Saturday, April 30, 2011

Beware the Information Collectors

The "non-doers" - the information collectors.

You talk, you mail samples, and you send these prospects to your web pages. Finally they have all the information about your opportunity and it is time for them to make a decision.

A decision to join? A decision to take action? A decision to go to work?

Panic time. So what does your "information collector" prospect do? He suddenly decides that he needs to investigate and research yet another opportunity.

And this is the life cycle of the "information collector" prospects. They spend their entire careers investigating, researching, and studying ... to avoid actually doing something.

They are experts at everything, they can tell you what is right or wrong about every opportunity, and they publish websites with their opinions and start Facebook Discussion Groups to regurgitate the same information over and over.

Eventually, these prospects do grow up, and become ... critics.

Yes, it is easy to criticize people working to accomplish things. But until one actually puts together a marketing campaign, runs a recruiting campaign, or leads a team of non-leaders, we don't know how hard it is. It is always easier to be a consultant and point out what others are doing wrong. It is harder to actually accomplish something ourselves.

So what can you do about these time-consuming prospects?

Two options.

#1. You can leave them alone and allow them to take up another person's time.

#2. You can try to move them forward and actually start a network marketing career instead of just talking about it.

One of my favorite things to say is this:

"You are probably tired and bored with collecting more information and theory. So if you are ready to actually start building a business, when would be a good time to start?

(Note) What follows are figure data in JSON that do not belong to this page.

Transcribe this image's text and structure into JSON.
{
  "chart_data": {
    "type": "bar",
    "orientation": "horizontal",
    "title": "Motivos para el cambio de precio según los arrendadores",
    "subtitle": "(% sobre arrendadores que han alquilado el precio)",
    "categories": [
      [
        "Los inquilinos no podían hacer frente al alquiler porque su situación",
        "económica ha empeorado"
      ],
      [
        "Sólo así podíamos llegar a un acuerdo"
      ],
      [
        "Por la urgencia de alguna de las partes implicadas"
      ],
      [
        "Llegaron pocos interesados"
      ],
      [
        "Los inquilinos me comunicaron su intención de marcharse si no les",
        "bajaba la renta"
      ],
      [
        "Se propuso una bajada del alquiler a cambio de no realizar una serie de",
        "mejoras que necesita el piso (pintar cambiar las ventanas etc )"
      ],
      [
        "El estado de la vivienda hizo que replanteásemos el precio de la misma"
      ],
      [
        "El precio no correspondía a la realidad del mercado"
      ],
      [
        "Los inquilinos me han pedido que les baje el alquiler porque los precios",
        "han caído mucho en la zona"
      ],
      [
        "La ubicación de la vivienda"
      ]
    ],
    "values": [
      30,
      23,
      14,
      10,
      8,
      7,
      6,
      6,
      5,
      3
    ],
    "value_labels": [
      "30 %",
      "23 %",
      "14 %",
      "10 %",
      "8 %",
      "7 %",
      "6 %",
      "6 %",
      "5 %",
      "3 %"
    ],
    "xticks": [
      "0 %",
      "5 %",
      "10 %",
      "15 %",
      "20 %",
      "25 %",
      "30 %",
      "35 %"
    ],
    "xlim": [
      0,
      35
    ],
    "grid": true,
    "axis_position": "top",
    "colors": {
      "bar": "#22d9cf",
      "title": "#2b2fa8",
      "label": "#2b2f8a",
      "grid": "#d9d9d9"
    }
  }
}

Or would you rather put off building a business for a few more months?"

This seems to sort out prospects pretty quickly.

If your prospect says:

"Oh, I need to think a few weeks more about how much money I would make if I actually knew how to build a business."

Then you know to go to Option #1: Leave him alone.

If your prospect says:

"Oh, maybe I should start building something. The longer I delay, the longer before I start getting a check."

Sounds like Option #2 will work with this prospect.

Most prospects are afraid of actually starting. Starting means they have to go to work, maybe get some rejection, take things more seriously. And that is scary for them.

Our responsibility is to at least give them the option of starting their business so that they don't age gracefully in information-collecting mode.